Na verdade, a literatura sobre o
sertão não era exatamente uma novidade no momento em que foi publicado “Os Sertões”. Outros
escritores, como Coelho Netto e Artur Azevedo também tinham o sertão como o tema principal de suas
histórias. Esses escritores faziam parte de uma
corrente que, segundo Regina Abreu, era valorizada por estar associada à
autenticidade, pureza, sinceridade, ao contrário da literatura urbana,
associada à contaminação, ao engano e à
ilusão.
Desse modo, a busca pelo “cerne
da nacionalidade”, nas palavras do próprio Euclides, estava presente em outros
escritores, que viam a literatura urbana dessa época como excessivamente contaminada por influências
estrangeiras e pouco afeita a uma realidade
genuinamente nacional.

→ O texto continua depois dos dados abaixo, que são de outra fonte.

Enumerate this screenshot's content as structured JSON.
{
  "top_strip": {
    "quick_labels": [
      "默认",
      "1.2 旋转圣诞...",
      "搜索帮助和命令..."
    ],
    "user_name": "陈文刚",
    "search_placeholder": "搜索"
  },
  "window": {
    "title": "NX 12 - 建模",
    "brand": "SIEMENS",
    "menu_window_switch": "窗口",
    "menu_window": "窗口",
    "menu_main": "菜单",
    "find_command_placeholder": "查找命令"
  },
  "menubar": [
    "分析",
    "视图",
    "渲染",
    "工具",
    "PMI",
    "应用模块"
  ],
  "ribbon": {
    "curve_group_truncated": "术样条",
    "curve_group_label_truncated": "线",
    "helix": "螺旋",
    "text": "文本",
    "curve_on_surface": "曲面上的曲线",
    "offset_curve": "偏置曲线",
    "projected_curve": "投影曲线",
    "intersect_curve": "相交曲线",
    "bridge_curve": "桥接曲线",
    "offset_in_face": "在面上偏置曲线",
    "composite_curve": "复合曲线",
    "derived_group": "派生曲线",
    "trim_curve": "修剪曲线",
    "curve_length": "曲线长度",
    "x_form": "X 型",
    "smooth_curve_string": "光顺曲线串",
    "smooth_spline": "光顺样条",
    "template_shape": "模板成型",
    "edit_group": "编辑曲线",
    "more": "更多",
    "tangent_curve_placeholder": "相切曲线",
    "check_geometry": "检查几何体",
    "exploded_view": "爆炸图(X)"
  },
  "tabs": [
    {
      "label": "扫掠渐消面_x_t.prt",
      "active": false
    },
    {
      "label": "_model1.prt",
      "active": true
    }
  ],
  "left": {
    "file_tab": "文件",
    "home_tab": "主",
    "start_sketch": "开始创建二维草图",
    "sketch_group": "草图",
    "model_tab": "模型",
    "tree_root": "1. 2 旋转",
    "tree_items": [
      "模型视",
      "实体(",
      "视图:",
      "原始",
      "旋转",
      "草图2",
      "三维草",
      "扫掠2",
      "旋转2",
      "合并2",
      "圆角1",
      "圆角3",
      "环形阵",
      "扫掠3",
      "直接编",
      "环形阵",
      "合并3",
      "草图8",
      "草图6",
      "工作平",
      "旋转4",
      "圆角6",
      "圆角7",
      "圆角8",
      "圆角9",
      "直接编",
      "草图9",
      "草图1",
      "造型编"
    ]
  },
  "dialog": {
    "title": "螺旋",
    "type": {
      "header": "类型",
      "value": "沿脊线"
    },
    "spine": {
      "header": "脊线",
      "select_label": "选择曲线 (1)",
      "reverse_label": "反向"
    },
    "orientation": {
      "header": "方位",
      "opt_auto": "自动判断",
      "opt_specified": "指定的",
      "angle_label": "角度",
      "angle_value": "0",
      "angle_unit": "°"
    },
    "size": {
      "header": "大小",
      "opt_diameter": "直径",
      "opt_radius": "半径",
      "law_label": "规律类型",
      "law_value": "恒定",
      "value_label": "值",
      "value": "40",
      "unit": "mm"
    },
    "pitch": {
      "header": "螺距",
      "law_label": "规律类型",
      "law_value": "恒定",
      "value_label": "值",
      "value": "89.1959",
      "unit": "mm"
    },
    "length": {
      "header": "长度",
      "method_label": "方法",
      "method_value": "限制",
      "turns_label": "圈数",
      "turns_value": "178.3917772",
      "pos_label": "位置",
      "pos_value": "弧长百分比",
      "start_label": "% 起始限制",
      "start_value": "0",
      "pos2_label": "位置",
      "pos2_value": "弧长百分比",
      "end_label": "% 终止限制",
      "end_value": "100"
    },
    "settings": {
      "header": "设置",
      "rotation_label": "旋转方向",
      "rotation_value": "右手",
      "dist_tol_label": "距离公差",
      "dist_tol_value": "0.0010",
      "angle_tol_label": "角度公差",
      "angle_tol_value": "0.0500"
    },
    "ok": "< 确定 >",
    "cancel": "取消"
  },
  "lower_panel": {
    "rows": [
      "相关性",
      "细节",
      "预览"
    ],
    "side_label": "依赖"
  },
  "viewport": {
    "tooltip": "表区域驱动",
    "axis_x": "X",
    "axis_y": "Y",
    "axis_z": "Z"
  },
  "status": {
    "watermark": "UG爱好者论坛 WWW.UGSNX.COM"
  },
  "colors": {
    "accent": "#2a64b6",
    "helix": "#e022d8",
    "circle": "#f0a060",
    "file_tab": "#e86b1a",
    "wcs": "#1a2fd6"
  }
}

Outro ponto importante a ser ressaltado diz
respeito, especificamente, ao tema da guerra de Canudos: esse foi um conflito
amplamente noticiado pelos jornais da
época, e, além de Euclides, outros repórteres foram enviados para fazer a cobertura
da guerra. Dentre eles, alguns também publicaram livros sobre o
acontecimento, como o major Barreto
Dantas, Manuel Benício e Olívio de Barros.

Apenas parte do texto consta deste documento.